Additionally, to address cryptographic quality, PUF output evaluation to the NIST-based randomness test suite was successful with pass results. Using the DS28E38, engineers can, from the start, build into their designs a defence against hacking. The IC is low cost and simple to integrate into a customer’s design via Maxim’s single-contact 1-Wire interface combined with a low complexity fixed function command set including cryptographic operations.
“This brings payment grade physical IoT security to non-payment markets. The IoT security market’s target focus is payment. There’s no other market in the world, unfortunately not even medical, where people take security more seriously than payment,” added Loomis.
“So the security levels required are very strict and is monitored by third party laboratories (it’s not good enough for a company to just state that their devices are secure).”
Key advantages
- Highly secure: ChipDNA protected set of cryptographic tools including asymmetric (ECC-P256) hardware engine, true random number generator (TRNG), decrement-only counter with authenticated read, 2kB of secured electrically erasable programmable read-only memory (EEPROM), and unique 64-bit ROM identification number
- Easy to implement and cost-effective: single-contact operation with 1-Wire, no device-level firmware development, simplified key management, and free host-system software tools
- Highly reliable: 5ppb PUF key-error rate (KER) achieved over time, temperature, and voltage
USPs
- ICs are intrinsically unique due to their deep sub-micron process variations
- ChipDNA establishes a unique, robust cryptographic key for each IC
- You can’t steal and key that isn’t there
Summary
Loomis concluded: “For us it’s about staying ahead of the bad guys. When I started they weren’t that sophisticated and it was a fairly easy job. Some of the first security software developed was primarily software with a very weak piece of hardware underneath, and that would suffice.”

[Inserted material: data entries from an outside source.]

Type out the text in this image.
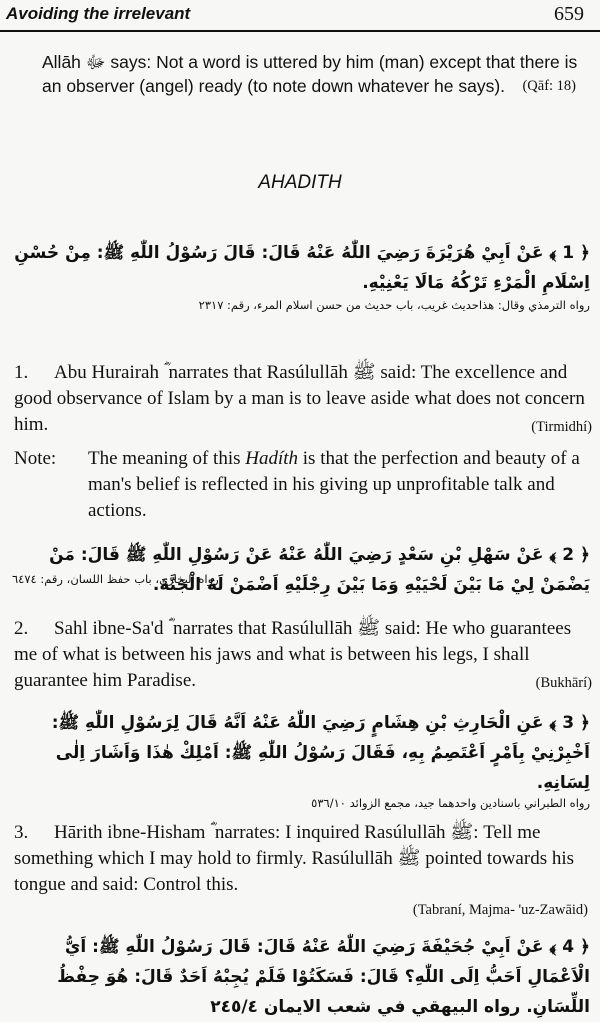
Avoiding the irrelevant	659
Allāh ﷻ says: Not a word is uttered by him (man) except that there is an observer (angel) ready (to note down whatever he says). (Qāf: 18)
AHADITH
﴿ 1 ﴾ عَنْ اَبِيْ هُرَيْرَةَ رَضِيَ اللّٰهُ عَنْهُ قَالَ: قَالَ رَسُوْلُ اللّٰهِ ﷺ: مِنْ حُسْنِ اِسْلَامِ الْمَرْءِ تَرْكُهُ مَالَا يَعْنِيْهِ.
رواه الترمذي وقال: هذاحديث غريب، باب حديث من حسن اسلام المرء، رقم: ٢٣١٧
1. Abu Hurairah ؓ narrates that Rasúlullāh ﷺ said: The excellence and good observance of Islam by a man is to leave aside what does not concern him.	(Tirmidhí)
Note: The meaning of this Hadíth is that the perfection and beauty of a man's belief is reflected in his giving up unprofitable talk and actions.
﴿ 2 ﴾ عَنْ سَهْلِ بْنِ سَعْدٍ رَضِيَ اللّٰهُ عَنْهُ عَنْ رَسُوْلِ اللّٰهِ ﷺ قَالَ: مَنْ يَضْمَنْ لِيْ مَا بَيْنَ لَحْيَيْهِ وَمَا بَيْنَ رِجْلَيْهِ اَضْمَنْ لَهُ الْجَنَّةَ.
رواه البخاري، باب حفظ اللسان، رقم: ٦٤٧٤
2. Sahl ibne-Sa'd ؓ narrates that Rasúlullāh ﷺ said: He who guarantees me of what is between his jaws and what is between his legs, I shall guarantee him Paradise.	(Bukhārí)
﴿ 3 ﴾ عَنِ الْحَارِثِ بْنِ هِشَامٍ رَضِيَ اللّٰهُ عَنْهُ اَنَّهُ قَالَ لِرَسُوْلِ اللّٰهِ ﷺ: اَخْبِرْنِيْ بِاَمْرٍ اَعْتَصِمُ بِهِ، فَقَالَ رَسُوْلُ اللّٰهِ ﷺ: اَمْلِكْ هٰذَا وَاَشَارَ اِلٰى لِسَانِهِ.
رواه الطبراني باسنادين واحدهما جيد، مجمع الزوائد ٥٣٦/١٠
3. Hārith ibne-Hisham ؓ narrates: I inquired Rasúlullāh ﷺ: Tell me something which I may hold to firmly. Rasúlullāh ﷺ pointed towards his tongue and said: Control this.
(Tabraní, Majma- 'uz-Zawāid)
﴿ 4 ﴾ عَنْ اَبِيْ جُحَيْفَةَ رَضِيَ اللّٰهُ عَنْهُ قَالَ: قَالَ رَسُوْلُ اللّٰهِ ﷺ: اَيُّ الْاَعْمَالِ اَحَبُّ اِلَى اللّٰهِ؟ قَالَ: فَسَكَتُوْا فَلَمْ يُجِبْهُ اَحَدٌ قَالَ: هُوَ حِفْظُ اللِّسَانِ. رواه البيهقي في شعب الايمان ٢٤٥/٤
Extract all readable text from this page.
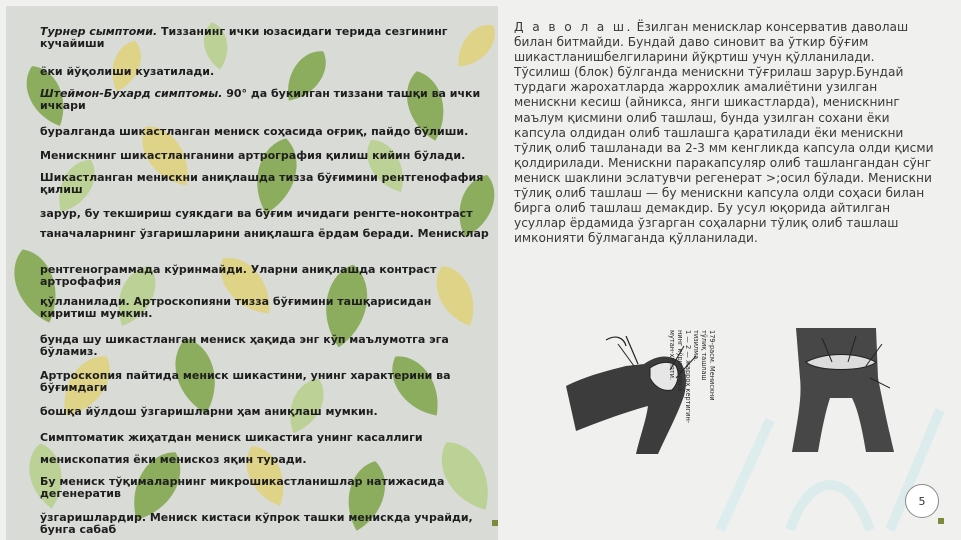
Турнер сымптоми. Тиззанинг ички юзасидаги терида сезгининг кучайиши
ёки йўқолиши кузатилади.
Штеймон-Бухард симптомы. 90° да букилган тиззани ташқи ва ички
ичкари
буралганда шикастланган мениск соҳасида оғриқ, пайдо бўлиши.
Менискнинг шикастланганини артрография қилиш кийин бўлади.
Шикастланган менискни аниқлашда тизза бўғимини рентгенофафия қилиш
зарур, бу текшириш суякдаги ва бўғим ичидаги ренгте-ноконтраст
таначаларнинг ўзгаришларини аниқлашга ёрдам беради. Мениcклар
рентгенограммада кўринмайди. Уларни аниқлашда контраст артрофафия
қўлланилади. Артроскопияни тизза бўғимини ташқарисидан киритиш мумкин.
бунда шу шикастланган мениск ҳақида энг кўп маълумотга эга бўламиз.
Артроскопия пайтида мениск шикастини, унинг характерини ва бўғимдаги
бошқа йўлдош ўзгаришларни ҳам аниқлаш мумкин.
Симптоматик жиҳатдан мениск шикастига унинг касаллиги
менископатия ёки менискоз яқин туради.
Бу мениск тўқималарнинг микрошикастланишлар натижасида дегенератив
ўзгаришлардир. Мениск кистаси кўпрок ташки менискда учрайди, бунга сабаб
Д а в о л а ш. Ёзилган менисклар консерватив даволаш билан битмайди. Бундай даво синовит ва ўткир бўғим шикастланишбелгиларини йўқртиш учун қўлланилади. Тўсилиш (блок) бўлганда менискни тўғрилаш зарур.Бундай турдаги жарохатларда жаррохлик амалиётини узилган менискни кесиш (айникса, янги шикастларда), менискнинг маълум қисмини олиб ташлаш, бунда узилган сохани ёки капсула олдидан олиб ташлашга қаратилади ёки менискни тўлиқ олиб ташланади ва 2-3 мм кенгликда капсула олди қисми қолдирилади. Менискни паракапсуляр олиб ташлангандан сўнг мениск шаклини эслатувчи регенерат >;осил бўлади. Менискни тўлиқ олиб ташлаш — бу менискни капсула олди соҳаси билан бирга олиб ташлаш демакдир. Бу усул юқорида айтилган усуллар ёрдамида ўзгарган соҳаларни тўлиқ олиб ташлаш имконияти бўлмаганда қўлланилади.
179-расм. Менискнитўлиқ ташлаштизилма.1 — 2 — жарроҳ кертигин-нинг кўринишигамутан-хиляти.
5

Unfortunately the goalposts have moved over the last few years. The hackers have got so much better and that includes sharing their attack methodologies with each other rather than keeping them to themselves. A lot of the tools used to launch attacks are on the dark web and are very advanced.”

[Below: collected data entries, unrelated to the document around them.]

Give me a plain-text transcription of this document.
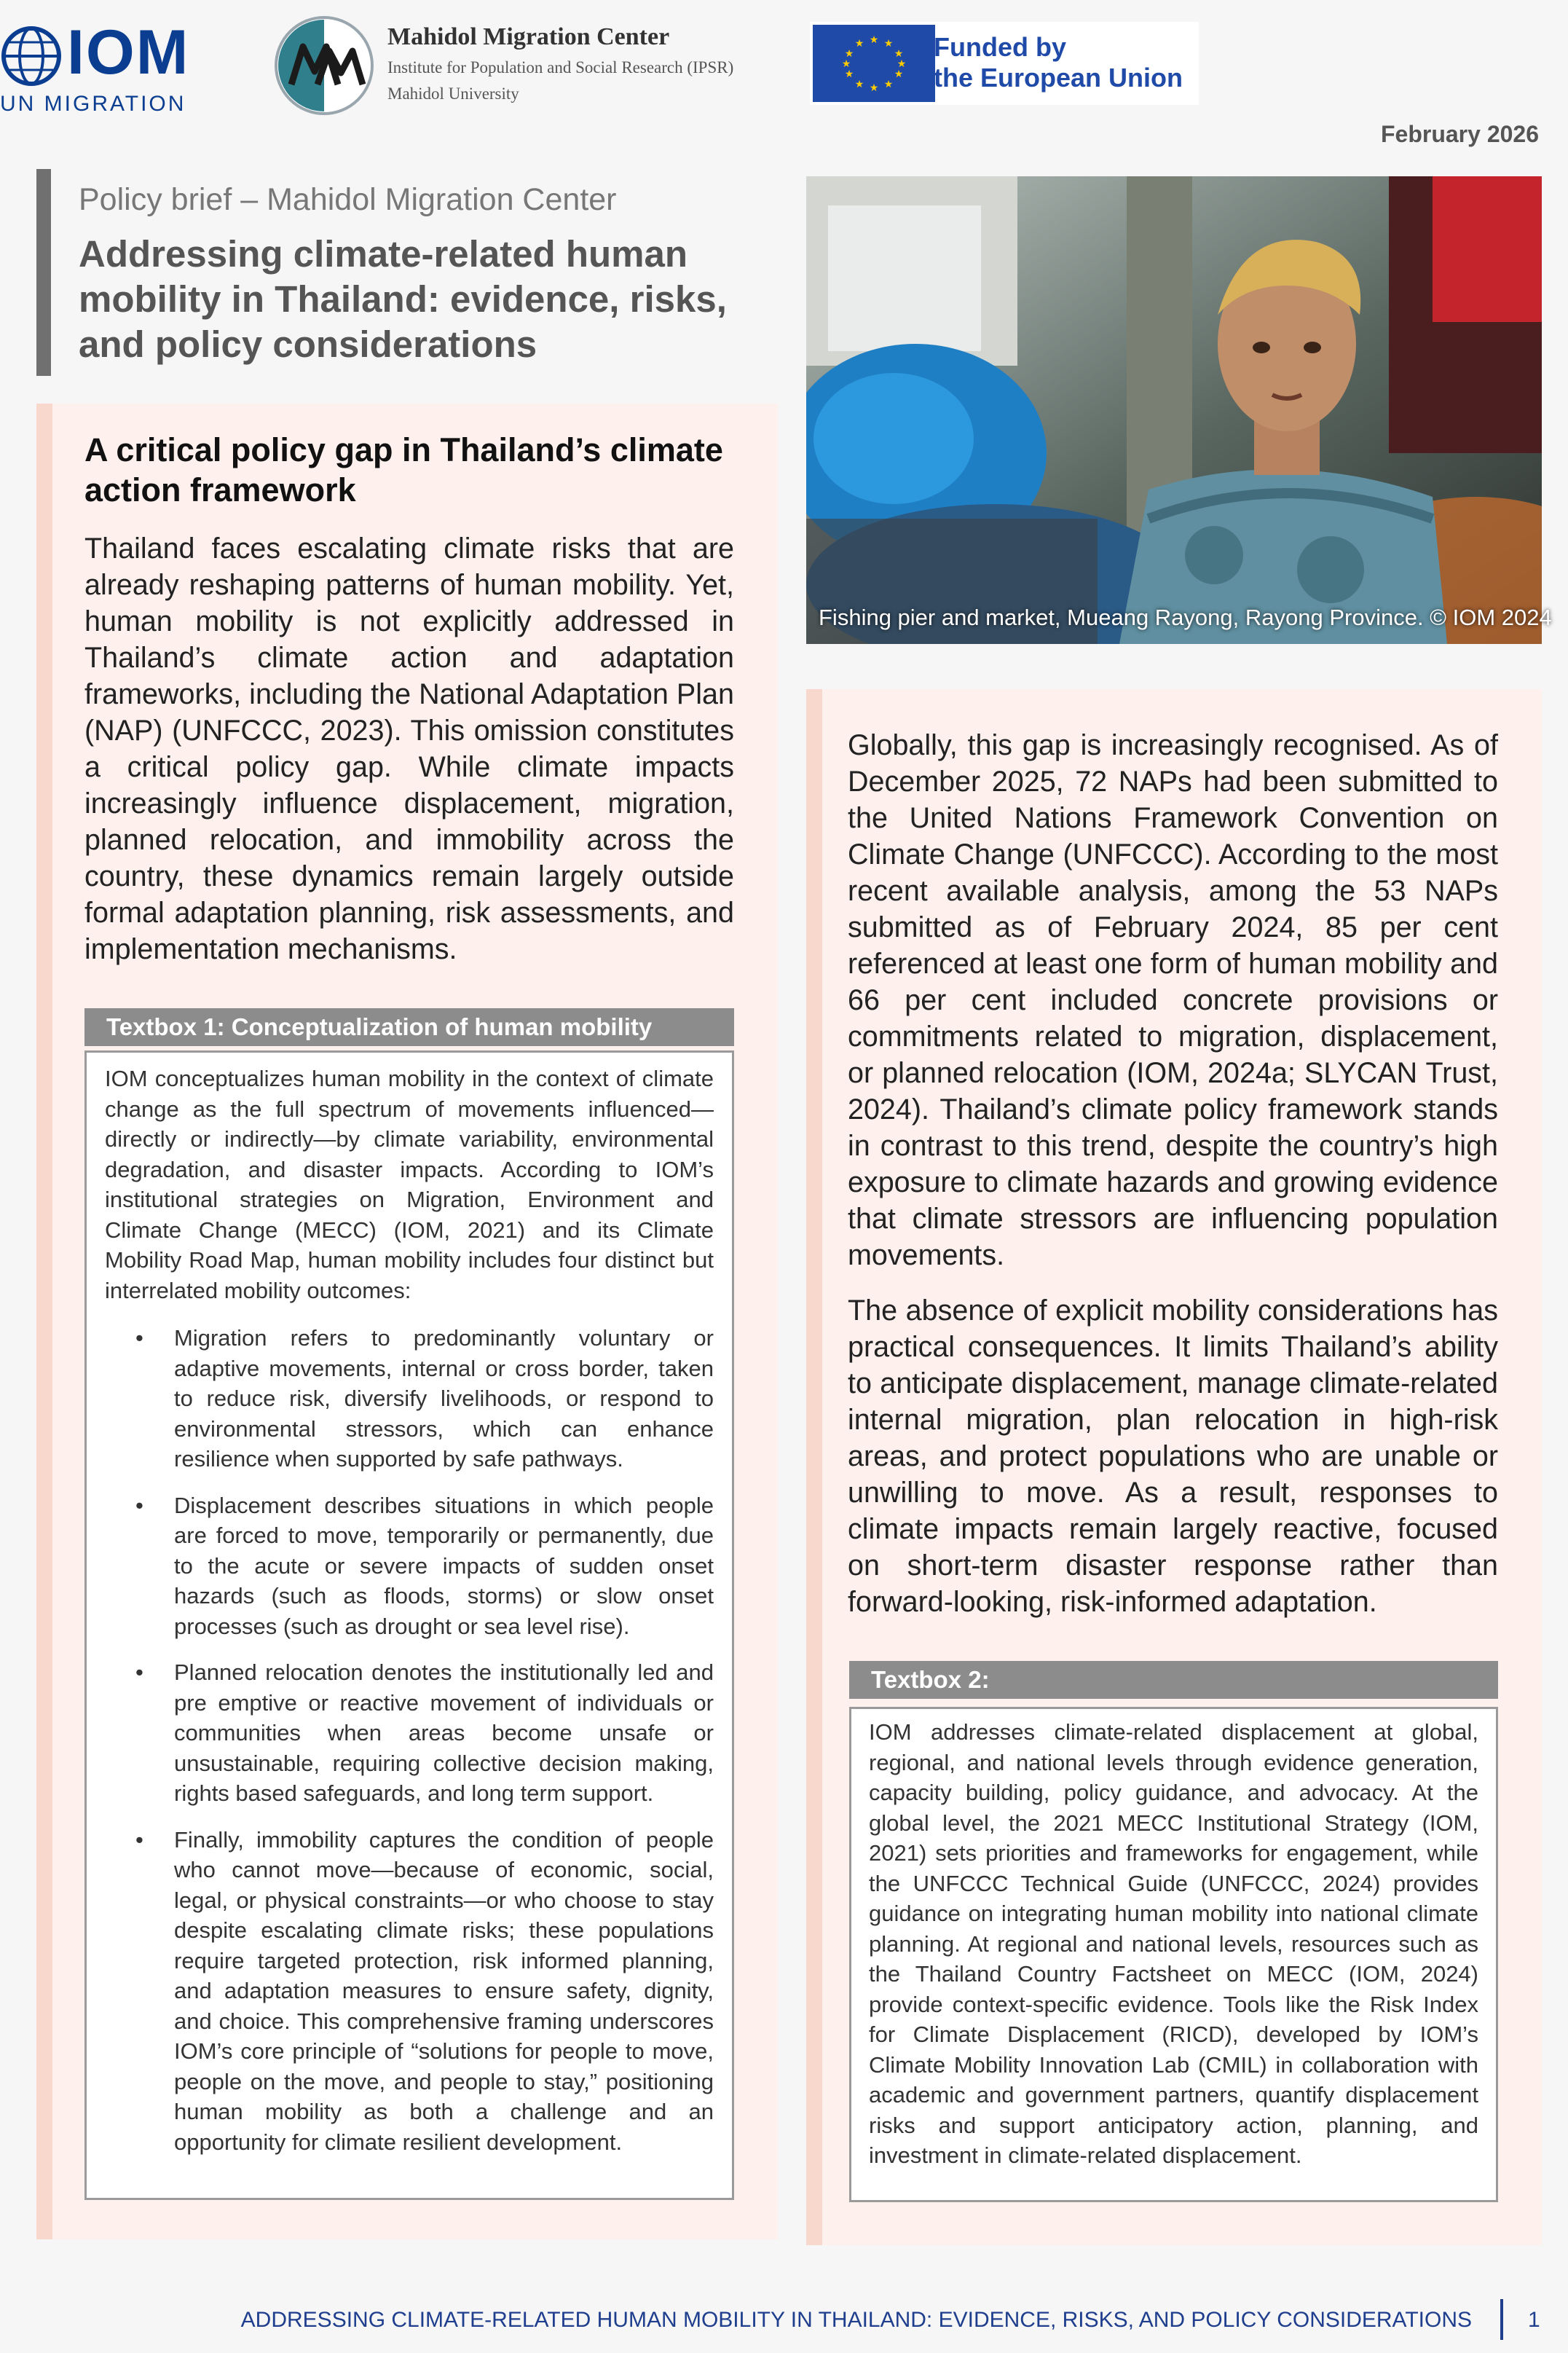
IOM
UN MIGRATION
Mahidol Migration Center
Institute for Population and Social Research (IPSR)
Mahidol University
★ ★
★
★
★
★
★
★
★
★
★
★	Funded by
the European Union
February 2026
Policy brief – Mahidol Migration Center
Addressing climate-related human mobility in Thailand: evidence, risks, and policy considerations
A critical policy gap in Thailand’s climate action framework
Thailand faces escalating climate risks that are already reshaping patterns of human mobility. Yet, human mobility is not explicitly addressed in Thailand’s climate action and adaptation frameworks, including the National Adaptation Plan (NAP) (UNFCCC, 2023). This omission constitutes a critical policy gap. While climate impacts increasingly influence displacement, migration, planned relocation, and immobility across the country, these dynamics remain largely outside formal adaptation planning, risk assessments, and implementation mechanisms.
Textbox 1: Conceptualization of human mobility
IOM conceptualizes human mobility in the context of climate change as the full spectrum of movements influenced—directly or indirectly—by climate variability, environmental degradation, and disaster impacts. According to IOM’s institutional strategies on Migration, Environment and Climate Change (MECC) (IOM, 2021) and its Climate Mobility Road Map, human mobility includes four distinct but interrelated mobility outcomes:
• Migration refers to predominantly voluntary or adaptive movements, internal or cross border, taken to reduce risk, diversify livelihoods, or respond to environmental stressors, which can enhance resilience when supported by safe pathways.
• Displacement describes situations in which people are forced to move, temporarily or permanently, due to the acute or severe impacts of sudden onset hazards (such as floods, storms) or slow onset processes (such as drought or sea level rise).
• Planned relocation denotes the institutionally led and pre emptive or reactive movement of individuals or communities when areas become unsafe or unsustainable, requiring collective decision making, rights based safeguards, and long term support.
• Finally, immobility captures the condition of people who cannot move—because of economic, social, legal, or physical constraints—or who choose to stay despite escalating climate risks; these populations require targeted protection, risk informed planning, and adaptation measures to ensure safety, dignity, and choice. This comprehensive framing underscores IOM’s core principle of “solutions for people to move, people on the move, and people to stay,” positioning human mobility as both a challenge and an opportunity for climate resilient development.
Fishing pier and market, Mueang Rayong, Rayong Province. © IOM 2024

Globally, this gap is increasingly recognised. As of December 2025, 72 NAPs had been submitted to the United Nations Framework Convention on Climate Change (UNFCCC). According to the most recent available analysis, among the 53 NAPs submitted as of February 2024, 85 per cent referenced at least one form of human mobility and 66 per cent included concrete provisions or commitments related to migration, displacement, or planned relocation (IOM, 2024a; SLYCAN Trust, 2024). Thailand’s climate policy framework stands in contrast to this trend, despite the country’s high exposure to climate hazards and growing evidence that climate stressors are influencing population movements.

The absence of explicit mobility considerations has practical consequences. It limits Thailand’s ability to anticipate displacement, manage climate-related internal migration, plan relocation in high-risk areas, and protect populations who are unable or unwilling to move. As a result, responses to climate impacts remain largely reactive, focused on short-term disaster response rather than forward-looking, risk-informed adaptation.

Textbox 2:
IOM addresses climate-related displacement at global, regional, and national levels through evidence generation, capacity building, policy guidance, and advocacy. At the global level, the 2021 MECC Institutional Strategy (IOM, 2021) sets priorities and frameworks for engagement, while the UNFCCC Technical Guide (UNFCCC, 2024) provides guidance on integrating human mobility into national climate planning. At regional and national levels, resources such as the Thailand Country Factsheet on MECC (IOM, 2024) provide context-specific evidence. Tools like the Risk Index for Climate Displacement (RICD), developed by IOM’s Climate Mobility Innovation Lab (CMIL) in collaboration with academic and government partners, quantify displacement risks and support anticipatory action, planning, and investment in climate-related displacement.
ADDRESSING CLIMATE-RELATED HUMAN MOBILITY IN THAILAND: EVIDENCE, RISKS, AND POLICY CONSIDERATIONS	1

“The attacks we hear about are bad but the attacks we don’t hear about are far worse. And they are more dangerous as they are ongoing. We can’t follow them because we don’t know they’re happening. Ignorance is not bliss in this case.”
A lot of our efforts go towards staying a step ahead. We do this by employing white hat hackers and keeping up with standards-based cryptography,” continued Loomis. “We’ve gone from a software security era in the 1990s to a mobile era where people started to switch to mobile-based protection. Now we’ve got the IoT which has exponentially increased the attack surface which has increased the need for stronger security.”
“We need keys that are unique on a chip-by-chip basis. We need keys that can’t be easily seen or attacked. And we need strong cryptography on top of it. Plus it’s got to be affordable and easy for the designer to design-in. We can’t expect them to become security experts. These are all things we have done at Maxim to try and serve this market. To try to make these devices safer to deploy and to try to make it so that you can trust the data you get back from it.”